Да это же хуже, чем Гитлер

На модерации Отложенный

Доброе утро, дорогие друзья. Сегодня мы с вами отправимся в мир удивительных живых существ, раскроем их тайны, узнаем, как они живут и попробуем услышать, о чём они говорят.

Вот молодой лысый журналист Павел. Он сидит в скучном московском автозаке, куда попал за скучный московский пикет в защиту лысого журналиста Ильи, попавшего в скучный московский изолятор за скучный московский пикет в защиту лысого администратора оппозиционного паблика, обвиняемого в изготовлении порнографии с целью шантажа. Давайте спросим у журналиста Павла, как он себя чувствует:

- Это как нацистские концлагеря, - говорит нам убеждённо Павел, - у меня отобрали телефон. Мне уже четверть часа не дают ни с кем связаться и не везут в отделение, это ползучий холокост. Мы в своей собственной стране являемся жертвами ползучего импотентого рейха, снимайте меня, я Павел.

Вот авторка Бася. Ей 35, у неё каре с начинающейся проседью, большие очки и проклёвывающиеся от постоянной гримаски мощины вокруг рта. Бася имеет высшее образование, должность научной редакторки в журнале «Ёж, насилующий самописцы» и небольшой грант от фонда «Распахнутый мир», из-за чего ей навязывают статус иностранного агента.

Спросим у Баси, каково ей.

- В своей стране я чувствую себя негром в Америке, на шею которого давит ментовское колено. - говорит Бася, уютней устраиваясь на диване перед компом, поджимая ноги в смешных вязаных носках с депрессивными белками и отхлёбывая винишко. - Мы рабы в собственной стране. Я не могу дышать.

 

А вот тучный, похожий на небольшого кабанчика политолог Митя. Мите пятьдесят шесть, недавно он остался без работы и без любовницы (его сократили с должности в престижном журнале о жизни богатых, а её не сократили), и поэтому Митя бреется всё реже, а за очками его стёкол понемногу начинают плясать весёлые зайчики безумия.

Митя ходит по своей квартире в футболке «Манчестер Юнайтед» и пьёт девятый день, причём, судя по таре, столпившейся в пакетах из «Пятёрочки», деньги у него кончились два-три дня назад - это видно по тому, что начал он с виски средней руки, затем перешёл на дешёвую водку, а сейчас в пакетах стоят бутылки от дорогущих коньяков - это значит, что Митя вынужденно добрался до буфета, где складировано его подарочное бухло.

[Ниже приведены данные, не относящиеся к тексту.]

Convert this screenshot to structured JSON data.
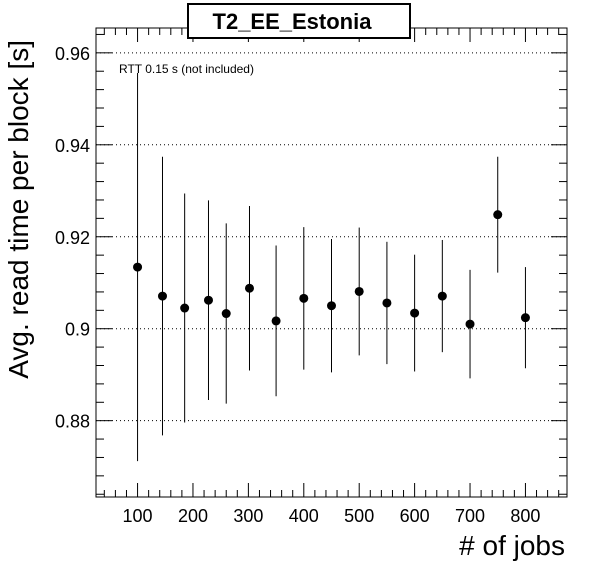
{
  "chart_data": {
    "type": "scatter",
    "title": "T2_EE_Estonia",
    "xlabel": "# of jobs",
    "ylabel": "Avg. read time per block [s]",
    "annotation": "RTT 0.15 s (not included)",
    "xlim": [
      25,
      875
    ],
    "ylim": [
      0.8634,
      0.9654
    ],
    "x_ticks": [
      100,
      200,
      300,
      400,
      500,
      600,
      700,
      800
    ],
    "x_tick_labels": [
      "100",
      "200",
      "300",
      "400",
      "500",
      "600",
      "700",
      "800"
    ],
    "y_ticks": [
      0.88,
      0.9,
      0.92,
      0.94,
      0.96
    ],
    "y_tick_labels": [
      "0.88",
      "0.9",
      "0.92",
      "0.94",
      "0.96"
    ],
    "grid": "horizontal-dotted",
    "series": [
      {
        "points": [
          {
            "x": 100,
            "y": 0.9134,
            "err": 0.0422
          },
          {
            "x": 145,
            "y": 0.9071,
            "err": 0.0303
          },
          {
            "x": 185,
            "y": 0.9045,
            "err": 0.0249
          },
          {
            "x": 228,
            "y": 0.9062,
            "err": 0.0217
          },
          {
            "x": 260,
            "y": 0.9033,
            "err": 0.0196
          },
          {
            "x": 302,
            "y": 0.9088,
            "err": 0.0179
          },
          {
            "x": 350,
            "y": 0.9017,
            "err": 0.0164
          },
          {
            "x": 400,
            "y": 0.9066,
            "err": 0.0155
          },
          {
            "x": 450,
            "y": 0.905,
            "err": 0.0145
          },
          {
            "x": 500,
            "y": 0.9081,
            "err": 0.0139
          },
          {
            "x": 550,
            "y": 0.9056,
            "err": 0.0133
          },
          {
            "x": 600,
            "y": 0.9034,
            "err": 0.0127
          },
          {
            "x": 650,
            "y": 0.9071,
            "err": 0.0122
          },
          {
            "x": 700,
            "y": 0.901,
            "err": 0.0118
          },
          {
            "x": 750,
            "y": 0.9248,
            "err": 0.0126
          },
          {
            "x": 800,
            "y": 0.9024,
            "err": 0.011
          }
        ]
      }
    ]
  }
}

Спросим у Мити об обстановке в стране.

- Это просто геноцид, - говорит Митя, рассеянно почёсывая щёку о дверной косяк. - Мы хуже негров в Америке, хуже армян в Турции, мы почти евреи в гитлеровской Германии, нас просто ещё не начали открыто отстреливать. Я не знаю, чем я буду кормить семью, вернее, семьи. Я не могу дышать, я не могу выходить на улицу, там путинская охранка, путинская гестапа, путинское штази, путинское NYPD. 1312, одно слово. ACAB, ACAB! Ещё парочку! Пивная!

...Но оставим их и поднимемся из микромира лесной подстилки, мира мхов, жучков, гитлеров и чудовищных страданий людей в этой стране в наш, большой макромир. Туда, где дует ветер, носятся дети и собаки и пересиживает в облцентре московский карантин деловитая вдова Ольга, 39 лет, в прошлом менеджер, официантка, метрдотель, директор ресторана и совладелица парикмахерской. Спросим у неё, как дела.

- Тут трудно сказать. Московская студия, похоже, накрылась совсем, её уже не вытянуть. - говорит Ольга, грустно опуская жгучие чёрные ресницы. - Жалко ужасно, обидно. А так я прямо в растерянности, мне вот только сейчас прямо здесь предложение работы сделали. Деньги не те, но и геморроя меньше. Думаю я, в общем.